Thanks for pointing out Adam’s post; very relevant.
In most cases, transactions performed by “the public” only require AAL2 authentication strength as defined by NIST SP 800-63B https://pages.nist.gov/800-63-3/sp800-63b.html#sec4. Provenance (attestation) gets to be important if you need to prove that an authenticator has more strength, like that it is a hardware-based authenticator (for use at AAL3) or that it is a multi-factor authenticator (using a memorized secret or biometric to unlock the authentication secret).
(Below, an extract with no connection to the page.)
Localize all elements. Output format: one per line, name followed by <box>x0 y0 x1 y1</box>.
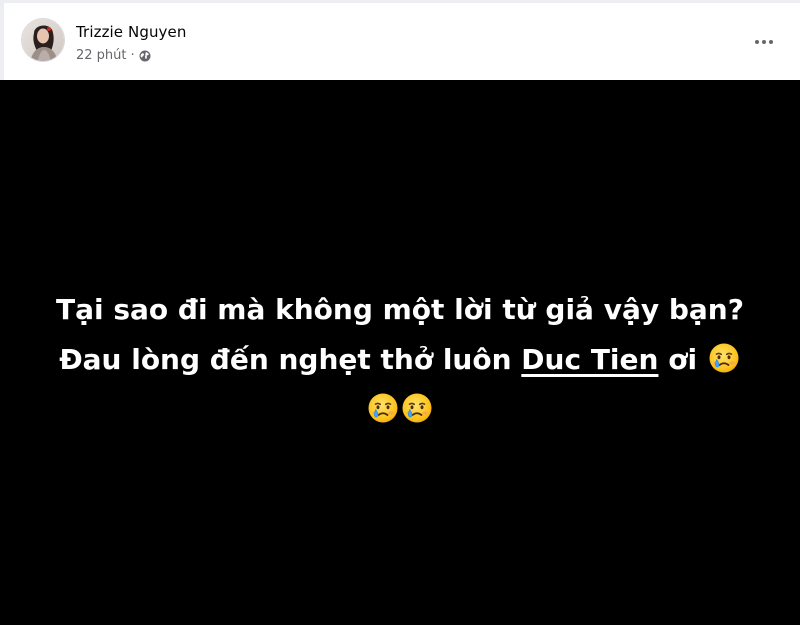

So I agree with Adam but would state it a bit differently: ignore attestation unless you need it to establish the authenticator strength.
Attestation generally is checked when the authenticator is registered on first use with a given CSP/RP. When subsequent authentications are done, it isn’t necessary to recheck the attestation, and I don’t think the FIDO protocol even offers it then. So if an attestation certificate needs to be revoked (not sure how this works) because of a private key compromise, registered authenticators would continue to function. It’s just that authenticators from that batch wouldn’t be able to be registered at sites requiring attestation. This isn’t to say that attestation key compromise isn’t a problem, but that it’s not as serious as “100k authenticators stop working”.